The researchers found that therapy was more effective at reducing the severity of OCD symptoms than risperidone. This finding serves to confirm previous studies and build on them by identifying how different factors such as age affected the treatments.
In the United States alone, two to three million adults and at least 500,000 children and teens suffer from OCD.
The disorder, often mischaracterized as a simple preference for neatness and order, is marked by the presence of obsessions—intrusive thoughts that generate stress and anxiety—and compulsive, repetitive behaviors that result from these obsessions.
"All OCD patients have obsessions and compulsions, but the content really differs between patients," said professor of psychiatry and Director of the Center for Obsessive-Compulsive and Related Disorders Helen Blair Simpson, a co-author of the paper.
One common symptom of the disorder is an intrusive fear of contamination, which can result in compulsive hand-washing and cleaning behaviors that have come to be associated with OCD. But the disorder manifests itself differently in everyone.
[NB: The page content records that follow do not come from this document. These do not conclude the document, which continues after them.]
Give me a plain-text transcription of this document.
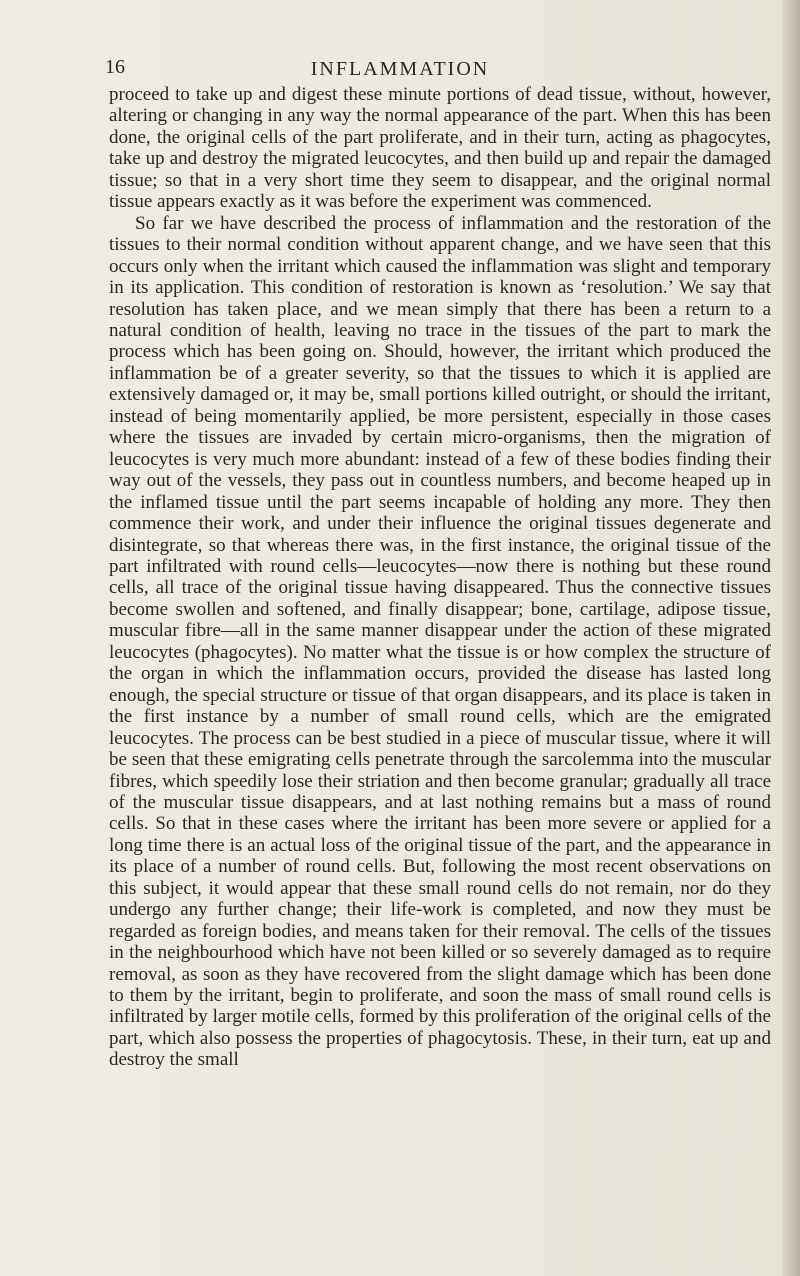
16	INFLAMMATION

proceed to take up and digest these minute portions of dead tissue, without, however, altering or changing in any way the normal appearance of the part. When this has been done, the original cells of the part proliferate, and in their turn, acting as phagocytes, take up and destroy the migrated leucocytes, and then build up and repair the damaged tissue; so that in a very short time they seem to disappear, and the original normal tissue appears exactly as it was before the experiment was commenced.

So far we have described the process of inflammation and the restoration of the tissues to their normal condition without apparent change, and we have seen that this occurs only when the irritant which caused the inflammation was slight and temporary in its application. This condition of restoration is known as ‘resolution.’ We say that resolution has taken place, and we mean simply that there has been a return to a natural condition of health, leaving no trace in the tissues of the part to mark the process which has been going on. Should, however, the irritant which produced the inflammation be of a greater severity, so that the tissues to which it is applied are extensively damaged or, it may be, small portions killed outright, or should the irritant, instead of being momentarily applied, be more persistent, especially in those cases where the tissues are invaded by certain micro-organisms, then the migration of leucocytes is very much more abundant: instead of a few of these bodies finding their way out of the vessels, they pass out in countless numbers, and become heaped up in the inflamed tissue until the part seems incapable of holding any more. They then commence their work, and under their influence the original tissues degenerate and disintegrate, so that whereas there was, in the first instance, the original tissue of the part infiltrated with round cells—leucocytes—now there is nothing but these round cells, all trace of the original tissue having disappeared. Thus the connective tissues become swollen and softened, and finally disappear; bone, cartilage, adipose tissue, muscular fibre—all in the same manner disappear under the action of these migrated leucocytes (phagocytes). No matter what the tissue is or how complex the structure of the organ in which the inflammation occurs, provided the disease has lasted long enough, the special structure or tissue of that organ disappears, and its place is taken in the first instance by a number of small round cells, which are the emigrated leucocytes. The process can be best studied in a piece of muscular tissue, where it will be seen that these emigrating cells penetrate through the sarcolemma into the muscular fibres, which speedily lose their striation and then become granular; gradually all trace of the muscular tissue disappears, and at last nothing remains but a mass of round cells. So that in these cases where the irritant has been more severe or applied for a long time there is an actual loss of the original tissue of the part, and the appearance in its place of a number of round cells. But, following the most recent observations on this subject, it would appear that these small round cells do not remain, nor do they undergo any further change; their life-work is completed, and now they must be regarded as foreign bodies, and means taken for their removal. The cells of the tissues in the neighbourhood which have not been killed or so severely damaged as to require removal, as soon as they have recovered from the slight damage which has been done to them by the irritant, begin to proliferate, and soon the mass of small round cells is infiltrated by larger motile cells, formed by this proliferation of the original cells of the part, which also possess the properties of phagocytosis. These, in their turn, eat up and destroy the small
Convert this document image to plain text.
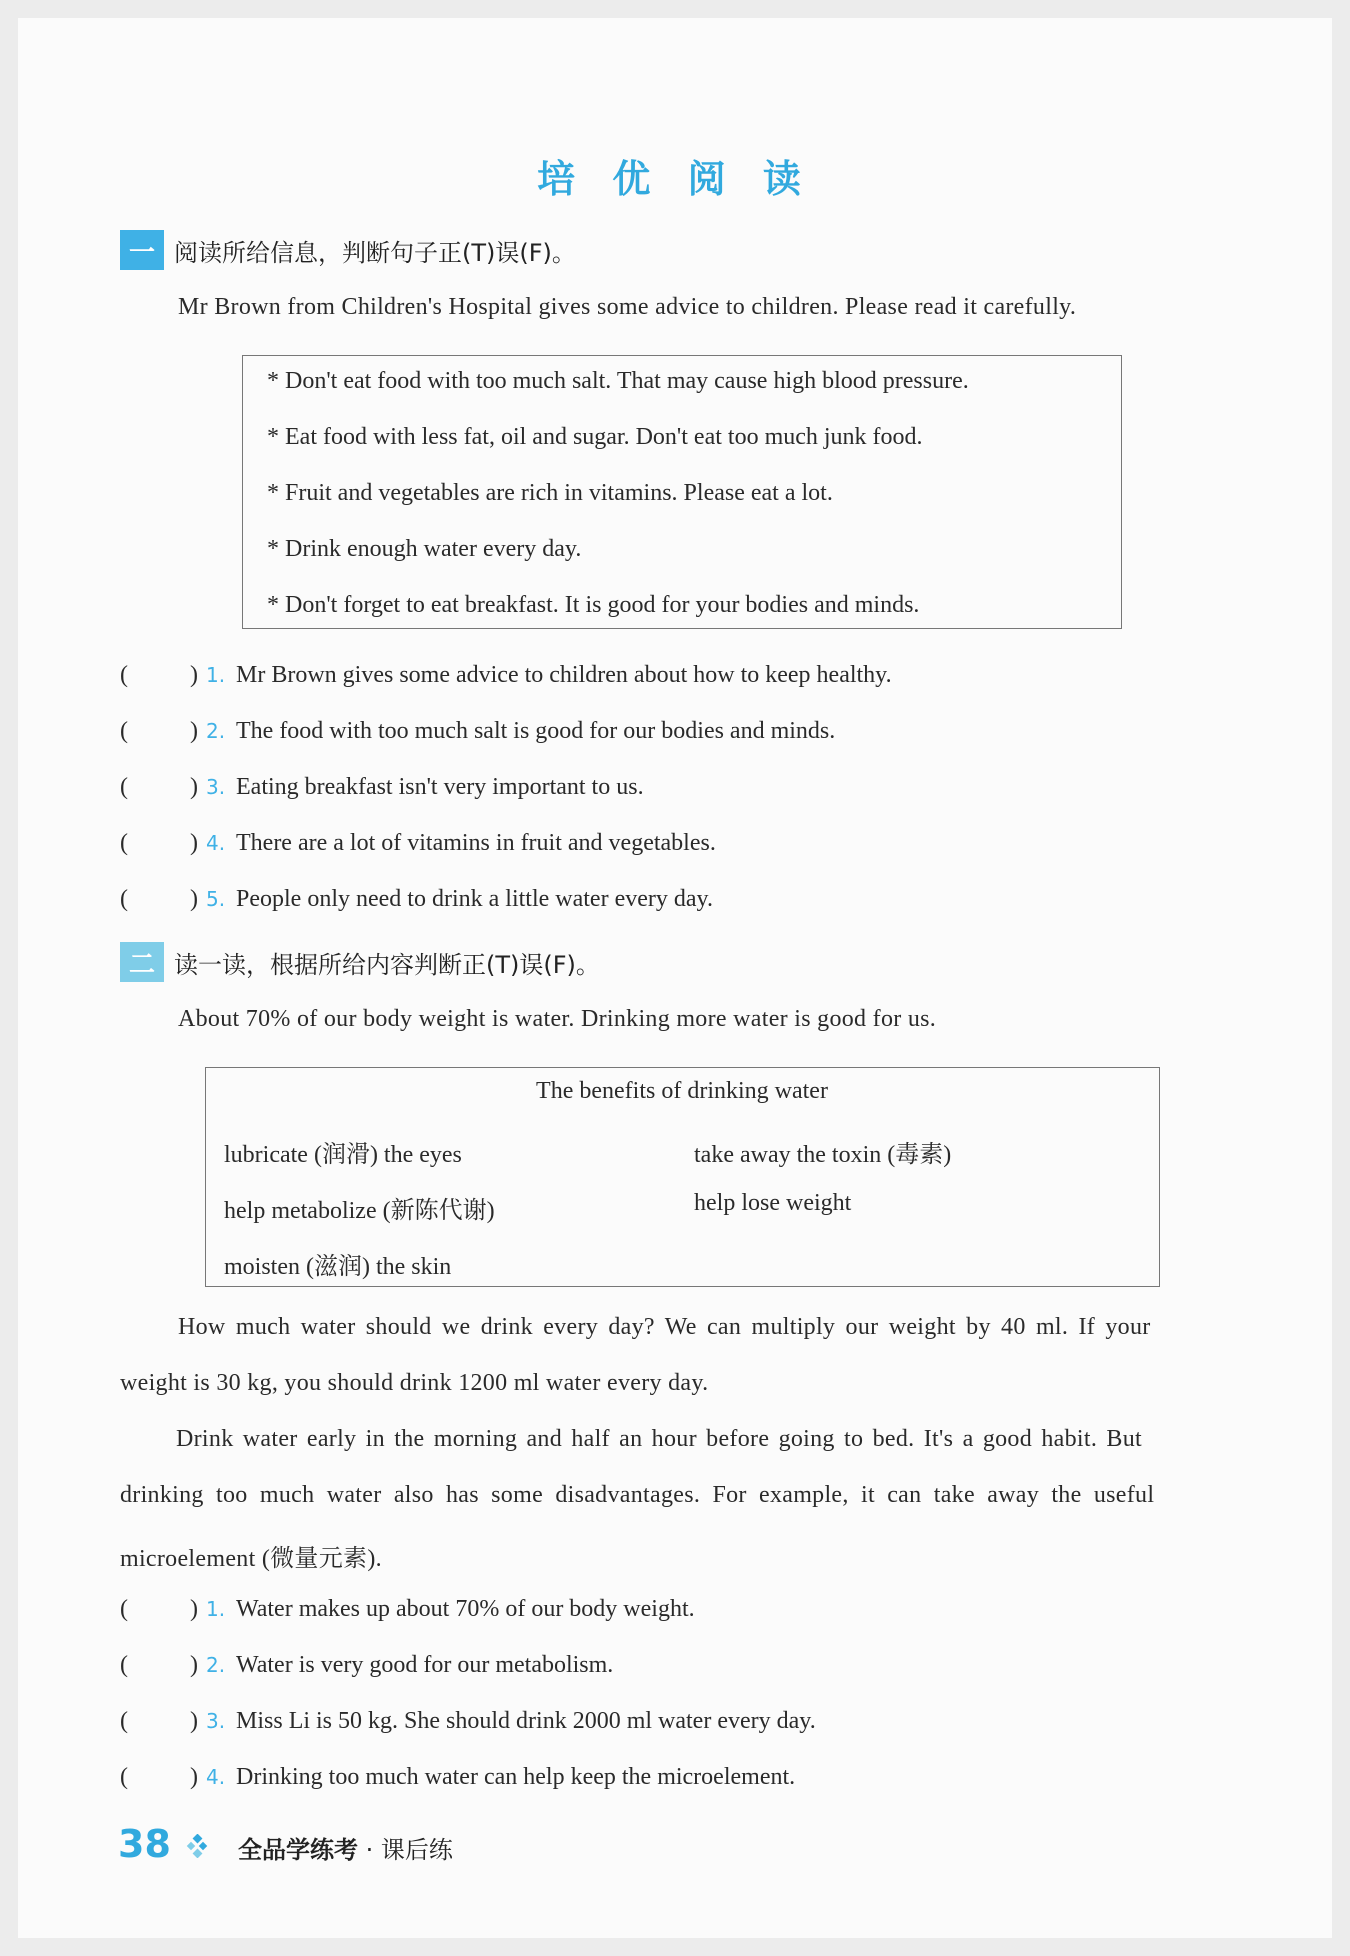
培 优 阅 读
一 阅读所给信息，判断句子正(T)误(F)。
Mr Brown from Children's Hospital gives some advice to children. Please read it carefully.
* Don't eat food with too much salt. That may cause high blood pressure.
* Eat food with less fat, oil and sugar. Don't eat too much junk food.
* Fruit and vegetables are rich in vitamins. Please eat a lot.
* Drink enough water every day.
* Don't forget to eat breakfast. It is good for your bodies and minds.
(	) 1. Mr Brown gives some advice to children about how to keep healthy.
(	) 2. The food with too much salt is good for our bodies and minds.
(	) 3. Eating breakfast isn't very important to us.
(	) 4. There are a lot of vitamins in fruit and vegetables.
(	) 5. People only need to drink a little water every day.
二 读一读，根据所给内容判断正(T)误(F)。
About 70% of our body weight is water. Drinking more water is good for us.
The benefits of drinking water
lubricate (润滑) the eyes
help metabolize (新陈代谢)
moisten (滋润) the skin
take away the toxin (毒素)
help lose weight
How much water should we drink every day? We can multiply our weight by 40 ml. If your
weight is 30 kg, you should drink 1200 ml water every day.
Drink water early in the morning and half an hour before going to bed. It's a good habit. But
drinking too much water also has some disadvantages. For example, it can take away the useful
microelement (微量元素).
(	) 1. Water makes up about 70% of our body weight.
(	) 2. Water is very good for our metabolism.
(	) 3. Miss Li is 50 kg. She should drink 2000 ml water every day.
(	) 4. Drinking too much water can help keep the microelement.
38	全品学练考 · 课后练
"I worked with a patient who was terrified that he was going to run someone over when he drove his car. So every time he got to an intersection, he was checking his rearview mirror [and] oftentimes he was going around the block to go back to the intersection multiple times," Simpson said. "As you can imagine, that really impaired his getting to work and getting home on time."
To treat OCD, doctors first prescribe serotonin reuptake inhibitors, commonly known as SRIs, which increase the effects of the body's natural supply of serotonin, a neurotransmitter that contributes to feelings of well-being.
But SRIs are usually not completely effective in eliminating the disease's symptoms, so therapy or antipsychotic medications are often added to treat residual treatments. However, neither treatment was widely studied until recently, and the factors affecting each treatment were even less understood.
Exposure and response prevention, also known as EX/RP, is a type of therapy in which patients, with the guidance of a therapist, intentionally expose themselves to thoughts or situations which promote anxiety and obsessions and then choose to not perform the subsequent compulsions.
The goal is to change the patient's response to intruding thoughts over time, thereby decreasing the patient's anxiety.
Antipsychotics may also be prescribed to eliminate symptoms remaining after SRI medication. Risperidone, the antipsychotic investigated in the study, is one of the leading antipsychotics used in OCD treatment and research.
To investigate the effectiveness of EX/RP and antipsychotics in augmenting SRI treatment, researchers randomly divided 100 participants into three groups—40 were given EX/RP therapy, 40 were given risperidone, and 20 were given a placebo pill. All participants had been on SRI medication for at least 12 weeks prior to the trial without significant improvement to their conditions.
Patients who received therapy experienced significantly reduced OCD symptoms as compared to patients on risperidone, which had the same result as the placebo.
"The surprise, if you will, in the study was the risperidone effects, because the risperidone did not beat the placebo," Simpson said. "The exposure and response prevention was far superior to both pill placebo and risperidone."
Based on this data, Simpson said that patients who have not had sufficient symptom relief through SRI medication alone should try EX/RP therapy before trying antipsychotic drugs.
"There's just no question in my mind that that [EX/RP therapy] is the better augmentation strategy," Simpson said. "We've now done the head-to-head comparison, and it's much better than risperidone. as a representer of antipsychotic augmentation, and exposure therapy doesn't come with all the risks of antipsychotic augmentation."
The experiment also aimed to identify and understand how different factors—depression, hoarding symptoms, and age—influence the efficacy of therapy and risperidone. With this understanding, the researchers hope to provide more personalized care for OCD patients.
While risperidone's effectiveness increased with patient age and number of hoarding symptoms, it was unaffected by depression. Risperidone also witnessed a decrease in effectiveness for patients with more severe OCD.
In contrast, the efficacy of EX/RP wasn't influenced by any of the factors, and remained the most effective treatment method.
Simpson hopes this study will help counteract what she says is the misperception that risperidone is an effective treatment for OCD, especially in severe cases.
"Our data do not support that the more severe you are, the more you'll benefit from antipsychotic augmentation. In fact, our data say the opposite, that actually exposure therapy is even better—exposure therapy is always better—than antipsychotics. But [it] is particularly better the more severe your OCD," Simpson said.
These results from clinical trials, which can provide concrete information on the effects of different treatments, are critical in Simpson's mind.
"To actually help people who have these illnesses, to help the people of today who are struggling with these illnesses now—it's these types of studies that have direct implications on patient care," Simpson said.